Venezia 71: Leone d’Oro al piccione di Roy Andersson

Roy Andersson con il Leone d'Oro

Roy Andersson con il Leone d’Oro

E’ En duva satt på en gren och funderade på tillvaron (A Pigeon Sat On a Branch Reflecting On Existence) di Roy Andersson ad aggiudicarsi il Leone d’Oro della 71° edizione della Mostra internazionale di Arte cinematografica di Venezia. Questo il giudizio della Giuria, presieduta da Alexandre Desplat e composta da Joan Chen, Philip Gröning, Jessica Hausner, Jhumpa Lahiri, Sandy Powell, Tim Roth, Elia Suleiman e Carlo Verdone.

Sorpresa anche per l’Italia: ad Hungry hearts di Saverio Costanzo vanno entrambe le Coppe Volpi per la migliore interpretazione femminile (ad Alba Rohrwacher) e maschile (ad Adam Driver).
«Martone e Munzi hanno realizzato due film importanti. Ma, con il procedere della discussione, la giuria ha virato sul film di Saverio Costanzo, e gli altri sono stati lasciati indietro», ha spiegato Verdone. «Hungry hearts ci ha emozionato di più, per la regia e per la prova degli attori. È un film piccolo, angusto, claustrofobico, difficile (…) ma con una tensione che sale, e che è stata argomento di grande discussione».

Belye nochi pochtalona Alekseya Tryapitsyna (The Postman’s White Nights) di Andrej Končalovskij si aggiudica il Leone d’Argento per la migliore regia, mentre il Gran Premio della Giuria va al documentario The Look Of Silence di Joshua Oppenheimer.
Bloccato a Chicago a causa di una tempesta, il regista statunitense ringrazia attraverso un videomessaggio per un riconoscimento che si deve molto a Tim Roth. E’ facile intuirlo quando l’attore chiede di intervenire durante la premiazione: «Questo film è un capolavoro, vederlo è stato come vedere i propri figli che nascono. E’ un gran lavoro di dignità e una grande operazione, mi ha davvero commosso».

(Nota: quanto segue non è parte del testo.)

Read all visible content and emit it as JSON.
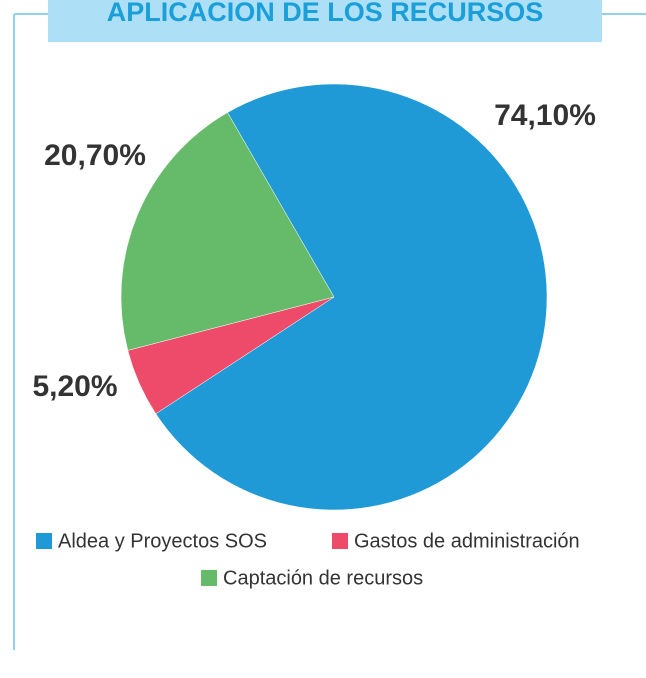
{
  "chart_data": {
    "type": "pie",
    "title": "APLICACION DE LOS RECURSOS",
    "categories": [
      "Aldea y Proyectos SOS",
      "Gastos de administración",
      "Captación de recursos"
    ],
    "values": [
      74.1,
      5.2,
      20.7
    ],
    "value_labels": [
      "74,10%",
      "5,20%",
      "20,70%"
    ],
    "colors": [
      "#1f9ad6",
      "#ee4a6a",
      "#66bb6a"
    ],
    "legend": "bottom"
  }
}
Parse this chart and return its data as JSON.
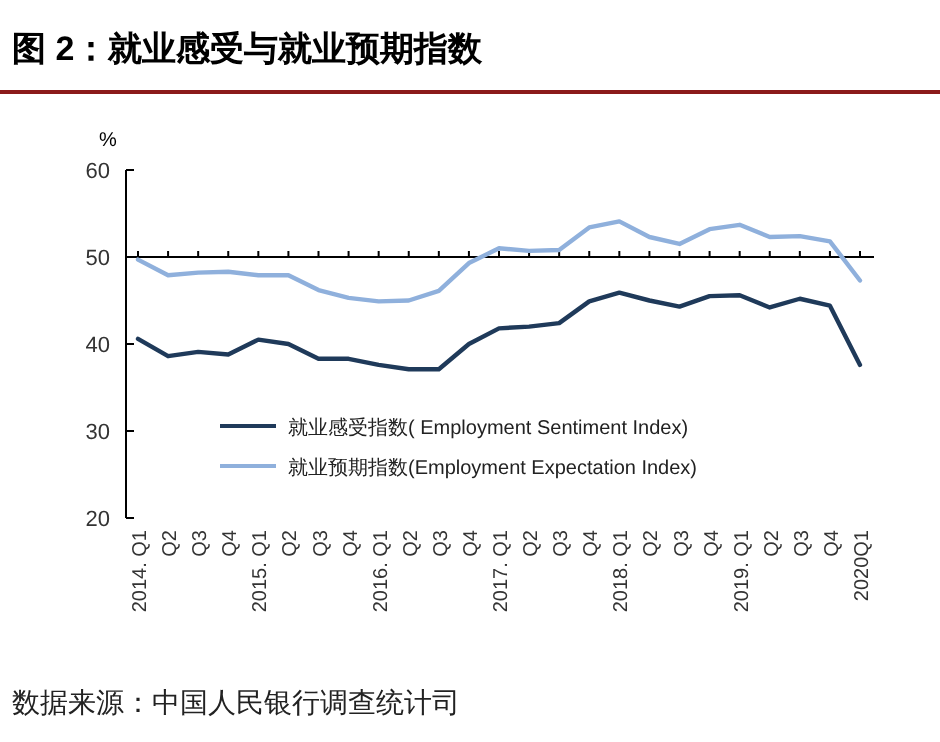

Romain Paul si aggiudica il Premio Marcello Mastroianni ad un giovane attore emergente per il film Le dernier coup de marteau di Alix Delaporte, mentre a Rakhshan Banietemad e Farid Mostafavi va il Premio per la migliore sceneggiatura per il film Ghesseha (Tales).
Infine, Sivas di Kaan Muydeci si aggiudica il Premio speciale della Giuria.